Madeline Janis, co-diretora executiva do Jobs to Move America, um grupo que procura criar bons empregos nas indústrias de tecnologia limpa, classificou estes acordos como um “enorme acordo histórico e sem precedentes” para ajudar a garantir que a transição para VE beneficiasse os trabalhadores.
Os responsáveis do UAW dizem que a adição de novos membros é fundamental para a sobrevivência do sindicato e que os três grandes contratos darão um grande impulso a estes esforços porque os organizadores podem apontar para grandes benefícios concretos da sindicalização.
“Não conseguiremos uma vitória contratual tão grande no futuro se não formos capazes de começar a nos organizar, especialmente no setor de VE”, disse Mike Miller, diretor regional do UAW no oeste dos Estados Unidos. “Tem que envolver Tesla, Volkswagen e Hyundai.”
Mas alguns especialistas afirmam que a dinâmica dos recentes contratos poderá ajudar a organizar campanhas ainda mais distantes. “Não se trata apenas do fabrico de veículos pessoais – trata-se de frotas de carrinhas de entrega, grandes autocarros eléctricos e comboios”, disse Erica Smiley, directora executiva da Jobs With Justice, que ajuda os trabalhadores que procuram sindicalizar-se e negociar colectivamente.

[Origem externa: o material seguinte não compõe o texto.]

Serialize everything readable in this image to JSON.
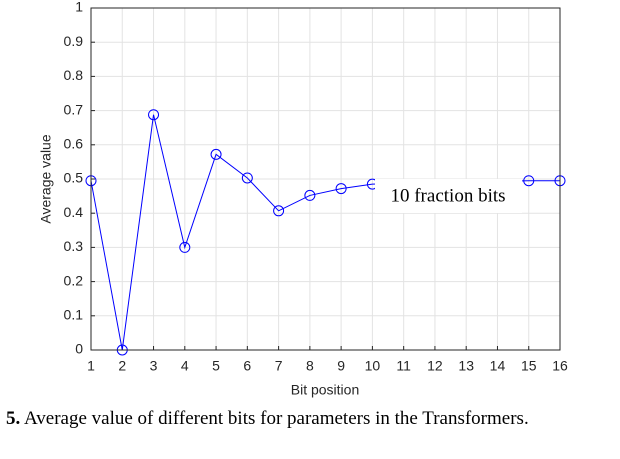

Smiley observou que muitas destas empresas, tal como os fabricantes de veículos eléctricos, receberam subsídios públicos, criando uma oportunidade para os organizadores apelarem aos políticos para ajudarem a aumentar os salários e a melhorar os benefícios, para que se assemelhassem mais ao que o UAW acabou de ganhar.
“O governo está investindo nessas indústrias”, acrescentou ela. “A questão é como usar isso para elevar o piso.”